“For everything there is a season, and a time for every matter under heaven: a time to be born, and a time to die; a time to plant, and a time to pluck up what is planted” (Ecclesiastes 3:1-2).
I try not to tell my children how smart they are. Don’t get me wrong: I do think they’re smart. Like most mothers, I see the best in my children—in all children, truth be told. But I don’t like to emphasize “smart”—a label that seems to change depending on whoever is in the room. I like to tell them I see how hard they are working. I like to remind them of their strength and resilience. I like to tell them that they are important—to their family and to their community.
They’re going to need that resilience as they discover how they can best live and use their gifts to help God’s people in our broken world.

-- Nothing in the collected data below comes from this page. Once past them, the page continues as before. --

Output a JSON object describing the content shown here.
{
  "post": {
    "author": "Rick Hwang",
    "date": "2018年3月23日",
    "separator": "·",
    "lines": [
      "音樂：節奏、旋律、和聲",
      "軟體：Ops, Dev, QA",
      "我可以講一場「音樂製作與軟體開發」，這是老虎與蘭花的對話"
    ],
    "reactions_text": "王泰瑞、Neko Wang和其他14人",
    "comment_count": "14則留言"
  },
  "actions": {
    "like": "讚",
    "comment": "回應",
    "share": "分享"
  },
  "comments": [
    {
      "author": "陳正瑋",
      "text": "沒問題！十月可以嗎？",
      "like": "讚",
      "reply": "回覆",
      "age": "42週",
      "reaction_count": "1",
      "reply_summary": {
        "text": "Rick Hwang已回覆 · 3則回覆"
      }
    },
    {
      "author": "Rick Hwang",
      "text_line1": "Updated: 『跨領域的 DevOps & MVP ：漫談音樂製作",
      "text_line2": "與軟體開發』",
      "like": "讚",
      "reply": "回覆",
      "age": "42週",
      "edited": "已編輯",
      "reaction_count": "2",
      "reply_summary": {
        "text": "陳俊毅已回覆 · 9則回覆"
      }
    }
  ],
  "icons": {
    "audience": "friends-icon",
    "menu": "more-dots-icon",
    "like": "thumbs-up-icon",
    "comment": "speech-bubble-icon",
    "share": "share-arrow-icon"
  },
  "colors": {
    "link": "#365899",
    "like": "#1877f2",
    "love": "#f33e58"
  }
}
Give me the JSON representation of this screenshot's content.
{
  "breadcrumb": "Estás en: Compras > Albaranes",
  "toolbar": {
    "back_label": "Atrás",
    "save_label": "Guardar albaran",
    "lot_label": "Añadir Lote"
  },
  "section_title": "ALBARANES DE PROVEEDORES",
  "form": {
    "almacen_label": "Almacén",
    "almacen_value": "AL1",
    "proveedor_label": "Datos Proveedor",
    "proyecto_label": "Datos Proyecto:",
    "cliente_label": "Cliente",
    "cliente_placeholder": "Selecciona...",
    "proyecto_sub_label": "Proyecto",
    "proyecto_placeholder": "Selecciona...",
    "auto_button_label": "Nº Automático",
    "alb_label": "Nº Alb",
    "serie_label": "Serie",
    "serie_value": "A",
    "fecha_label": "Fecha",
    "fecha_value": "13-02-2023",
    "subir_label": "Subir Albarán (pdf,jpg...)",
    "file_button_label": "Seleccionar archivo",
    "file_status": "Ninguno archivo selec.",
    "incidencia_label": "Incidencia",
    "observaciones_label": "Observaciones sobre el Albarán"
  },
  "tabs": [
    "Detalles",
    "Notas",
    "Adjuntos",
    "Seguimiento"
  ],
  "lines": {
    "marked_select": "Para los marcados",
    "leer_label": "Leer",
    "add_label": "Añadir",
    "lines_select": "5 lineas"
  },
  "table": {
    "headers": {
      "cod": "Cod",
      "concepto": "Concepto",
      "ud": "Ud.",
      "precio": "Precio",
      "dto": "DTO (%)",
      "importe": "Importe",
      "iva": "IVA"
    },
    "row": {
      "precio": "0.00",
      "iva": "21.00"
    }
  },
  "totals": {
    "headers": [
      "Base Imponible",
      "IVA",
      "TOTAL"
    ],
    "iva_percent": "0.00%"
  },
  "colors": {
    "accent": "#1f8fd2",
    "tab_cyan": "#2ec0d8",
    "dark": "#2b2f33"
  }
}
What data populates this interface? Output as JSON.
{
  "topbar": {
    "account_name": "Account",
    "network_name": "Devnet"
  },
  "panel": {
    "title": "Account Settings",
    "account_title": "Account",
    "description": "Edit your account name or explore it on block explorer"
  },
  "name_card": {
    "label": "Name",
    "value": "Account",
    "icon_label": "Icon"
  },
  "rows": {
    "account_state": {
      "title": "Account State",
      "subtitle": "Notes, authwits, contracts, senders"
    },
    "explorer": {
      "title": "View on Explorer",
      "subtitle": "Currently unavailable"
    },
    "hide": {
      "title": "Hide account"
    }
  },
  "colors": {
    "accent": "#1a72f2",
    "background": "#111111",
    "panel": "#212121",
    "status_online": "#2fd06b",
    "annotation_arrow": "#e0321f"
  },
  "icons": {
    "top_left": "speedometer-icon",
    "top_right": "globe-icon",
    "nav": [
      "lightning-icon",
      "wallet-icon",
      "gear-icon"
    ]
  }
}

Pride and bittersweet surprise
When my oldest works on a painting for days, re-working parts he’s still not satisfied with until finally, at long last, he’s comfortable setting down his brush and letting us see his work, I feel both pride and bittersweet surprise, that this child, who was once completely dependent on us for every need, can now prepare, pursue and accomplish his own vision and plans independently of his father and me.
The imprint of his future independence seems to leak through everything, an omnipresent watermark I can’t pretend to not see. Later, I try not to cry, when to my surprise, he presents that painting as a gift to his grandma for her birthday, despite covetous hints from both his father and me that we’d sure love to have a gorgeous oil painting like that. But I’m not the least bit jealous somehow. He’s just so beautiful, with his blazingly bright smile and expectation of being loved.
Struggles and heartbreak
When my youngest struggles to overcome heartbreak from a friendship that didn’t work out, my lungs struggle to take in a vast, uncertain hope as I watch him start over with a new friend. I’m glad, but still nervous for him, when this new friend smiles repeatedly, follows him eagerly and seems even more invested in the friendship that he is. I don’t want him to be hurt again. Or rather, I wish for him the requisite resilience for living in this world where everyone doesn’t always love you back.
All of this is inside my own head, of course. I seem to get stuck worrying about the future, while rehashing the past. But God is quietly calling me to live in the moment.
As a wise friend of mine, Brenda, told me recently, “The time for loving our children is always in the now.”